吉田の移籍に際し、オリックスがレッドソックスから受け取るのは1537万5000ドル(約21億円)だ。総額9000万ドルに対し、移籍金は2500万ドルまでの20%(500万ドル)、2500万ドルを超える分から5000万ドルまでの17.5%(437万5000ドル)、5000万を超える分の15%(600万ドル)という内訳になる。
この割合は、今オフの山本にも当てはまる。総額2億ドルの契約なら、オリックスが得る移籍金は3187万5000ドル(約47億円)だ。
【阪神からヤンキースに移籍した井川慶の契約は?】山本の総額は、大谷の総額より上になるかもしれない。ESPNのオールデン・ゴンザレスによると、大谷は年平均額の高い短期契約を受け入れる可能性もあるという。これは、二刀流として復帰後にあらためてFA市場に打って出る、というシナリオだろう。
なお、トップ20のほかに、総額2000万ドル以上の契約を手にした日本人選手はふたりいる。西武からFAとなった松井稼頭央は、3年2010万ドル(2004年〜2006年/約23億円/年平均670万ドル)でメッツに入団。阪神タイガースからポスティング経由でヤンキースへ移った井川慶の契約は、5年2000万ドル(2007年〜2011年/約24億円/年平均400万ドル)だった。

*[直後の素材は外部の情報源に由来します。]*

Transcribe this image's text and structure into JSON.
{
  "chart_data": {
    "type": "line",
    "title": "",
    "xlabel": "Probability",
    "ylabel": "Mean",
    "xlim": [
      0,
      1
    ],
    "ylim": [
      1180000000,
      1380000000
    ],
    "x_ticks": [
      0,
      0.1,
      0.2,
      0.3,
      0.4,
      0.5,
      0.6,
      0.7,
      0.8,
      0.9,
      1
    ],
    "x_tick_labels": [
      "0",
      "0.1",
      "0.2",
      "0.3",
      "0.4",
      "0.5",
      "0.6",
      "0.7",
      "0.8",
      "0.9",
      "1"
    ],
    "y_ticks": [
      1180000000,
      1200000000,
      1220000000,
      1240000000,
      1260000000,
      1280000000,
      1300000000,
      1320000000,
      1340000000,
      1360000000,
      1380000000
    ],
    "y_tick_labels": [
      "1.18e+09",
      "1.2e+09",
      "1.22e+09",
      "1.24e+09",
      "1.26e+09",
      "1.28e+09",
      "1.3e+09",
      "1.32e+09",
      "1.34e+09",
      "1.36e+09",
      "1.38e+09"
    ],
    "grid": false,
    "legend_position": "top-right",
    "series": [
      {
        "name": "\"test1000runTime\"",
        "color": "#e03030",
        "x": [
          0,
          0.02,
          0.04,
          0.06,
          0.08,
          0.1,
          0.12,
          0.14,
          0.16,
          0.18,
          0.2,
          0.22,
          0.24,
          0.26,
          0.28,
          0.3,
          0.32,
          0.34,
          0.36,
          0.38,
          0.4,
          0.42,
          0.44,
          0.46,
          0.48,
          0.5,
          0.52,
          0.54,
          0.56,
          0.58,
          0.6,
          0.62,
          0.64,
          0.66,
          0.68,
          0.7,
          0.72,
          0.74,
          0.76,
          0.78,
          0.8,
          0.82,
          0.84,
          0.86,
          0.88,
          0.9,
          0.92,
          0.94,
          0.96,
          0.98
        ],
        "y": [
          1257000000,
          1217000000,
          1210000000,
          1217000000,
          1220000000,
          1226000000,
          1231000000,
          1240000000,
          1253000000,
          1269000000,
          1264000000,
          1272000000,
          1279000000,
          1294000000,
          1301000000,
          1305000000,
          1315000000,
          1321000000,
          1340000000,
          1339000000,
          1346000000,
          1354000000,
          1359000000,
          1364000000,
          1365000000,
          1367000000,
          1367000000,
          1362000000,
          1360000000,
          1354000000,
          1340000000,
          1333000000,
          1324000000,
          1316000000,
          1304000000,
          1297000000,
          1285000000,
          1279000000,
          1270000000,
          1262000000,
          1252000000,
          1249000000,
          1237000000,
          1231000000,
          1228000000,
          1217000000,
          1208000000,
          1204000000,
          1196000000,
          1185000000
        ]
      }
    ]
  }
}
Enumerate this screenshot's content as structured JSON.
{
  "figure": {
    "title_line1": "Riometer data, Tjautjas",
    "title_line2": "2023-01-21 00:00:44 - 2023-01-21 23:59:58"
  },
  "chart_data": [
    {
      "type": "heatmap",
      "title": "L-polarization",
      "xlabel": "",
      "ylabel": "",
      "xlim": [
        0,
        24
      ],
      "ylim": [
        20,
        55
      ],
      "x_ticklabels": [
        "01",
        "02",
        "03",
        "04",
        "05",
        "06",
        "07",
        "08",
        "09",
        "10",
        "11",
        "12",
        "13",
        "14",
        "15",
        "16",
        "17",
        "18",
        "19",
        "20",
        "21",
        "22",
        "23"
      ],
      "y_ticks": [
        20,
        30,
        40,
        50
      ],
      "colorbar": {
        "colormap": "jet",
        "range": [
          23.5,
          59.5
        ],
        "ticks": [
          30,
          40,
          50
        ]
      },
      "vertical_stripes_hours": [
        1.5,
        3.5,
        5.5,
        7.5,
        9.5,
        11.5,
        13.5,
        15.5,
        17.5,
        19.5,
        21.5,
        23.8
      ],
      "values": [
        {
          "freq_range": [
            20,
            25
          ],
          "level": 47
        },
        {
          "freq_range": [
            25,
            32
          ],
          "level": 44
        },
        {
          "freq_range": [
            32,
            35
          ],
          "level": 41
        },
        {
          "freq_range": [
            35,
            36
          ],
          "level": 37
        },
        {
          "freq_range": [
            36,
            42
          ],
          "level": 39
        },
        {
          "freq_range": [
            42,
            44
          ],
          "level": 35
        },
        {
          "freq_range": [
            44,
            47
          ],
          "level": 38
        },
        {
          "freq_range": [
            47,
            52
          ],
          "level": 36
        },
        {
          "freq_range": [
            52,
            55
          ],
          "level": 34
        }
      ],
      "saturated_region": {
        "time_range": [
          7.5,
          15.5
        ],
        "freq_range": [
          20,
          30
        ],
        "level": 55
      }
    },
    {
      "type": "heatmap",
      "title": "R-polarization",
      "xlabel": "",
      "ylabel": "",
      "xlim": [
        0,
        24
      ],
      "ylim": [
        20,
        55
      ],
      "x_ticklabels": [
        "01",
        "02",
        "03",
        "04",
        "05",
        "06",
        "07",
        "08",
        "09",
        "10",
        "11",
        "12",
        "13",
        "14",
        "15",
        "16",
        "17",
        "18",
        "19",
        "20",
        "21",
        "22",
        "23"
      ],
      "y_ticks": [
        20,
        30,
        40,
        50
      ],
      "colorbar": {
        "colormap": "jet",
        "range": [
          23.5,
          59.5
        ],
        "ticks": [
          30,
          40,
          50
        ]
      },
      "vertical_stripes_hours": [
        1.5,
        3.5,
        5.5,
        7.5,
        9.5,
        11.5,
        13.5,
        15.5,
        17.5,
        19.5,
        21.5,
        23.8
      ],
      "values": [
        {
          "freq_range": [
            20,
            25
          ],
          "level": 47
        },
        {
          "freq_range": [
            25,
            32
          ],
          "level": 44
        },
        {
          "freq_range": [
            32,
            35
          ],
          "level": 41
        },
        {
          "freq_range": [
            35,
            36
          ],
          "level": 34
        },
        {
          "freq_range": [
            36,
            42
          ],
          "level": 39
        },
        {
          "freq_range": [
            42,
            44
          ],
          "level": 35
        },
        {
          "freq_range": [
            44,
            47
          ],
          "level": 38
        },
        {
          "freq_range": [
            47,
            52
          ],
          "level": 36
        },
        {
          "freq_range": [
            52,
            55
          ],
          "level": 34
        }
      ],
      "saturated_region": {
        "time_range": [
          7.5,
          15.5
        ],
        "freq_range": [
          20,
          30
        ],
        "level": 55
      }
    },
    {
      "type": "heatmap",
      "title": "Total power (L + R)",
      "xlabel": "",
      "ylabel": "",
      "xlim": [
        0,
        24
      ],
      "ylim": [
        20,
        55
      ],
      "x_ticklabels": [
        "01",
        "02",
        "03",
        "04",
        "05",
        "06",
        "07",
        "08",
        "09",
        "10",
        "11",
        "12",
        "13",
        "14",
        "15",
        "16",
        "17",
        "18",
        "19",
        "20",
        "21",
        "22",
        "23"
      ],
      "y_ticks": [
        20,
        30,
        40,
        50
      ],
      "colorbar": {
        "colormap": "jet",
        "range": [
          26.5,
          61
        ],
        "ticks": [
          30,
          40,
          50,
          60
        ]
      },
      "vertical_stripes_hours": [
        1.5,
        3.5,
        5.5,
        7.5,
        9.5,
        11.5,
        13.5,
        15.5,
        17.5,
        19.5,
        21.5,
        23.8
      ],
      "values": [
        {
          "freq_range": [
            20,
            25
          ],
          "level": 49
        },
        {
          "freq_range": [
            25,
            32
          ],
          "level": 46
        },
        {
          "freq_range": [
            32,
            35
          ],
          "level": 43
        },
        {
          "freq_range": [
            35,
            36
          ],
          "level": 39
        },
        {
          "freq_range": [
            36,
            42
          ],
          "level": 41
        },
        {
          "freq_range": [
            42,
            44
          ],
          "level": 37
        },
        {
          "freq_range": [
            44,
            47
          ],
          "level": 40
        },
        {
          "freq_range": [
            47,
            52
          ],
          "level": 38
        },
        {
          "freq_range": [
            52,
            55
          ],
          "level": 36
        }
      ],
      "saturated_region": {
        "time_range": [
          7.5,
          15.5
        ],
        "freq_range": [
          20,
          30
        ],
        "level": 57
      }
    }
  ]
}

また、なかには、幻に終わった契約もある。2015年のオフにマリナーズからFAとなった岩隈久志は、ドジャースと3年4500万ドル(2016年〜2018年/約55億円/年平均1500万ドル)の契約で合意したものの、ドジャースは身体検査の結果に懸念を示した。岩隈はその後、マリナーズと1年1200万ドル(2016年/約14億円)の再契約を交わした。